Responsable de la coalition au pouvoir, il était un allié du président Macky Sall, au pouvoir depuis 2012. Il avait 82 ans.

Le ministre Amath Dansokho, figure majeure de la vie politique sénégalaise depuis plus de 60 ans, opposant aux présidents Léopold Sédar Senghor, Abdou Diouf et Abdoulaye Wade, est mort dans la soirée du vendredi 23 août à Dakar. Né le 13 janvier 1937 à Kédougou, dans le sud-est du pays, il est décédé à 82 ans des suites d’une maladie, rapportent plusieurs médias publics et privés citant des membres de son entourage.

Responsable de la coalition au pouvoir, cet homme qui a pendant de nombreuses années dirigé le Parti de l’indépendance et du travail (PIT), une formation qui se réclamait du communisme, était un allié du président Macky Sall, au pouvoir depuis 2012. Le chef de l’Etat a salué « un grand combattant de la liberté, de la démocratie et du progrès des peuples ».
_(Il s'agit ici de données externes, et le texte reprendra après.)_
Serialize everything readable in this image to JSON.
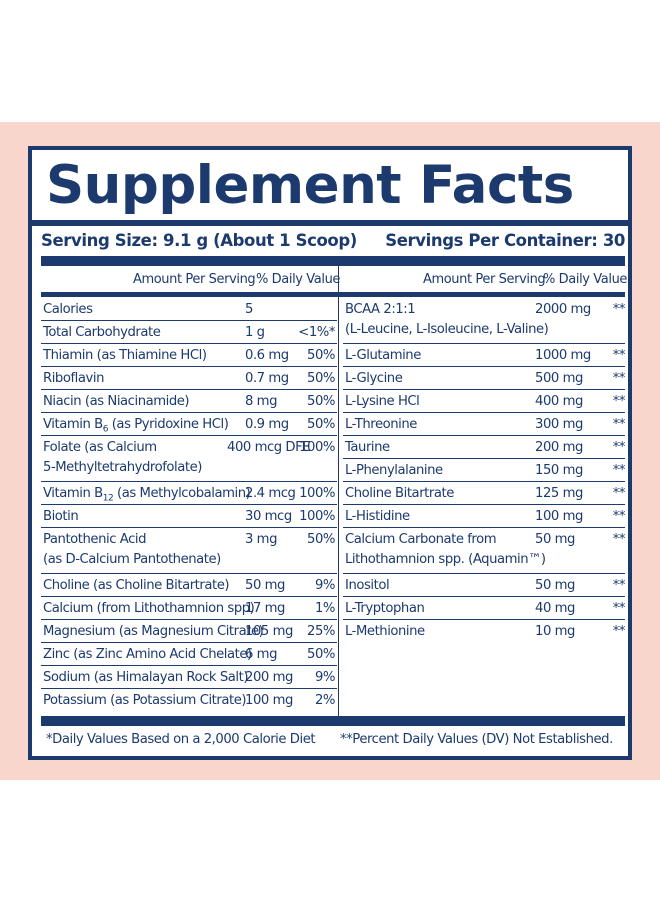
{
  "title": "Supplement Facts",
  "serving_size": "Serving Size: 9.1 g (About 1 Scoop)",
  "servings_per_container": "Servings Per Container: 30",
  "header_amount": "Amount Per Serving",
  "header_dv": "% Daily Value",
  "left_rows": [
    {
      "name": "Calories",
      "name2": "",
      "amount": "5",
      "dv": ""
    },
    {
      "name": "Total Carbohydrate",
      "name2": "",
      "amount": "1 g",
      "dv": "<1%*"
    },
    {
      "name": "Thiamin (as Thiamine HCl)",
      "name2": "",
      "amount": "0.6 mg",
      "dv": "50%"
    },
    {
      "name": "Riboflavin",
      "name2": "",
      "amount": "0.7 mg",
      "dv": "50%"
    },
    {
      "name": "Niacin (as Niacinamide)",
      "name2": "",
      "amount": "8 mg",
      "dv": "50%"
    },
    {
      "name": "Vitamin B",
      "sub": "6",
      "name_rest": " (as Pyridoxine HCl)",
      "name2": "",
      "amount": "0.9 mg",
      "dv": "50%"
    },
    {
      "name": "Folate (as Calcium",
      "name2": "5-Methyltetrahydrofolate)",
      "amount": "400 mcg DFE",
      "dv": "100%"
    },
    {
      "name": "Vitamin B",
      "sub": "12",
      "name_rest": " (as Methylcobalamin)",
      "name2": "",
      "amount": "2.4 mcg",
      "dv": "100%"
    },
    {
      "name": "Biotin",
      "name2": "",
      "amount": "30 mcg",
      "dv": "100%"
    },
    {
      "name": "Pantothenic Acid",
      "name2": "(as D-Calcium Pantothenate)",
      "amount": "3 mg",
      "dv": "50%"
    },
    {
      "name": "Choline (as Choline Bitartrate)",
      "name2": "",
      "amount": "50 mg",
      "dv": "9%"
    },
    {
      "name": "Calcium (from Lithothamnion spp)",
      "name2": "",
      "amount": "17 mg",
      "dv": "1%"
    },
    {
      "name": "Magnesium (as Magnesium Citrate)",
      "name2": "",
      "amount": "105 mg",
      "dv": "25%"
    },
    {
      "name": "Zinc (as Zinc Amino Acid Chelate)",
      "name2": "",
      "amount": "6 mg",
      "dv": "50%"
    },
    {
      "name": "Sodium (as Himalayan Rock Salt)",
      "name2": "",
      "amount": "200 mg",
      "dv": "9%"
    },
    {
      "name": "Potassium (as Potassium Citrate)",
      "name2": "",
      "amount": "100 mg",
      "dv": "2%"
    }
  ],
  "right_rows": [
    {
      "name": "BCAA 2:1:1",
      "name2": "(L-Leucine, L-Isoleucine, L-Valine)",
      "amount": "2000 mg",
      "dv": "**"
    },
    {
      "name": "L-Glutamine",
      "name2": "",
      "amount": "1000 mg",
      "dv": "**"
    },
    {
      "name": "L-Glycine",
      "name2": "",
      "amount": "500 mg",
      "dv": "**"
    },
    {
      "name": "L-Lysine HCl",
      "name2": "",
      "amount": "400 mg",
      "dv": "**"
    },
    {
      "name": "L-Threonine",
      "name2": "",
      "amount": "300 mg",
      "dv": "**"
    },
    {
      "name": "Taurine",
      "name2": "",
      "amount": "200 mg",
      "dv": "**"
    },
    {
      "name": "L-Phenylalanine",
      "name2": "",
      "amount": "150 mg",
      "dv": "**"
    },
    {
      "name": "Choline Bitartrate",
      "name2": "",
      "amount": "125 mg",
      "dv": "**"
    },
    {
      "name": "L-Histidine",
      "name2": "",
      "amount": "100 mg",
      "dv": "**"
    },
    {
      "name": "Calcium Carbonate from",
      "name2": "Lithothamnion spp. (Aquamin™)",
      "amount": "50 mg",
      "dv": "**"
    },
    {
      "name": "Inositol",
      "name2": "",
      "amount": "50 mg",
      "dv": "**"
    },
    {
      "name": "L-Tryptophan",
      "name2": "",
      "amount": "40 mg",
      "dv": "**"
    },
    {
      "name": "L-Methionine",
      "name2": "",
      "amount": "10 mg",
      "dv": "**"
    }
  ],
  "footnote_left": "*Daily Values Based on a 2,000 Calorie Diet",
  "footnote_right": "**Percent Daily Values (DV) Not Established.",
  "colors": {
    "navy": "#1d3a6e",
    "peach": "#f9d6cb"
  }
}
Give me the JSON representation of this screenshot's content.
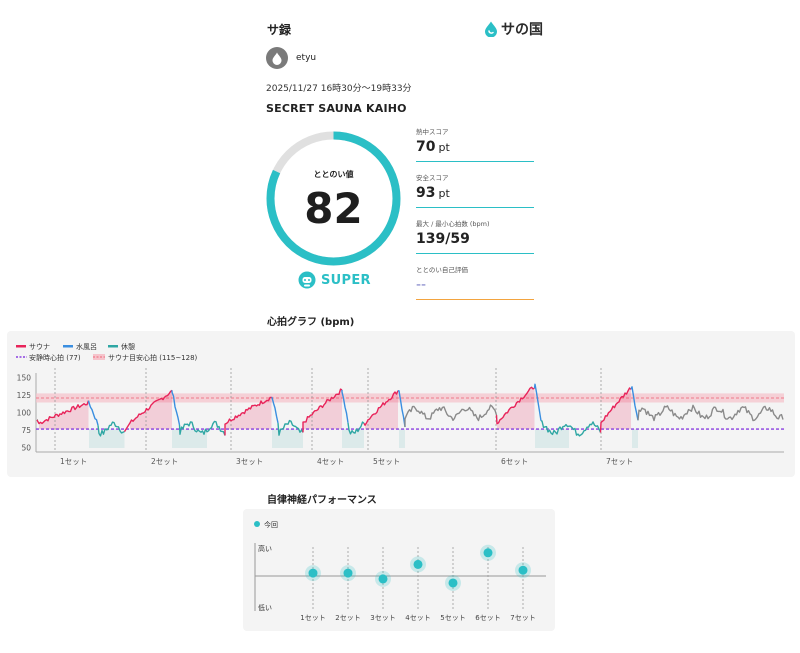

M. Dansokho « aura été de tous les combats et marqué notre histoire politique et sociale contemporaine pour son rôle éminent et historique de lien entre plusieurs générations d’acteurs politiques, de grand rassembleur infatigable », a dit M. Sall dans un communiqué.

« De toutes les luttes pour la démocratie »

« C’est un baobab qui vient de tomber, un homme qui a été de toutes les luttes pour la démocratie et les libertés fondamentales », a estimé sur Twitter le défenseur des droits de l’homme et personnalité de la société civile Alioune Tine. « C’était un grand patriote qui pendant toute sa vie a été au service du Sénégal et de l’Afrique », a témoigné l’ex-premier ministre et opposant Idrissa Seck.

M. Dansokho a été membre du Parti africain de l’indépendance (PAI) qui fut la première formation communiste des colonies françaises d’Afrique noire, avant d’en démissionner pour créer avec d’autres camarades le PIT. Cet ancien maire de Kédougou et député à l’Assemblée nationale était réputé pour son franc-parler et son courage politique.

 

Homme politique et syndicaliste, il a été plusieurs fois emprisonné et a connu pendant de nombreuses années l’exil sous le président Senghor (1960-1980), séjournant dans des pays africains et de l’ex-bloc de l’Est. Il s’est également opposé aux présidents Diouf (1981-2000) et Wade (2000-2012), qui l’ont nommé ministre avant de le limoger après ses critiques contre leur gestion.